Thanks for your help !
That was more or less my conclusion, but it would indeed be useful to
clarify that 4.1 and 4.21. are mutually exclusive.
And I must admit that the # vs $ steps had escaped me :(
Best regards.
-- Guy
Le 01/04/2023 à 18:56, Diederik de Haas a écrit :
On Saturday, 1 April 2023 17:44:21 CEST Guy Durrieu wrote:
I am in trouble... I first did "Obtaining the kernel source", and at the
end I got a /root/linux-source-6.1/ directory.
Then I did "Rebuilding official Debian kernel packages" and
"Preparation", and then I got among others a
/root/linux-source-6.1/linux-6.1.20 the content of which is similar to
the parent one, and where I can find, by the way, a debian directory.
It seems strange to me, is it correct?
No, this is not correct. No worries though as this is a great way to
learn how
we can improve the documentation :-)
With "Preparation" I meant paragraph 4.2.1 and you don't need to
follow 4.1.
Also worth noting is that command prefixed by `#` should be done as
root, but
the commands prefixed by `$` should be done as (normal) user.
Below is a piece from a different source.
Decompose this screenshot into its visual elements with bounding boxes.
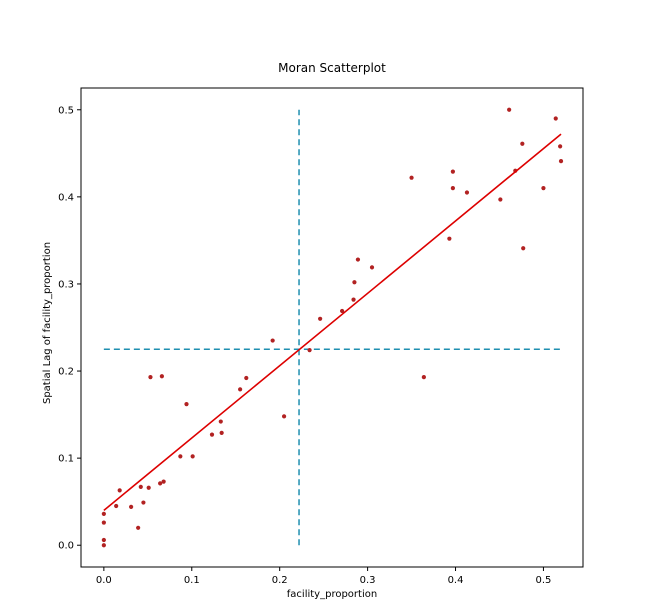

So this is what you need to do:
# apt-get install build-essential fakeroot
# apt-get build-dep linux
While we're 'root', do this too:
# apt-get install devscripts
And then (as user):
$ apt-get source linux
$ cd linux-6.1.20
If you then do ``ls -lh`` you will see a ``debian`` directory.
So now you can run this:
$ bash debian/bin/test-patches <path-to-the-patch-file>
And now it should build a patched kernel for you.
If it is correct, in what order to do the patches (debian patches and
the revert patch)?
When you look at the output of the ``apt-get source linux`` you'll see it
download the linux source code and (automatically) applies the debian
patches
which are always applied when building a debian kernel.
This is excluding the patch I send earlier, but that gets applied when
you run
the ``bash debian/bin/test-patches`` command.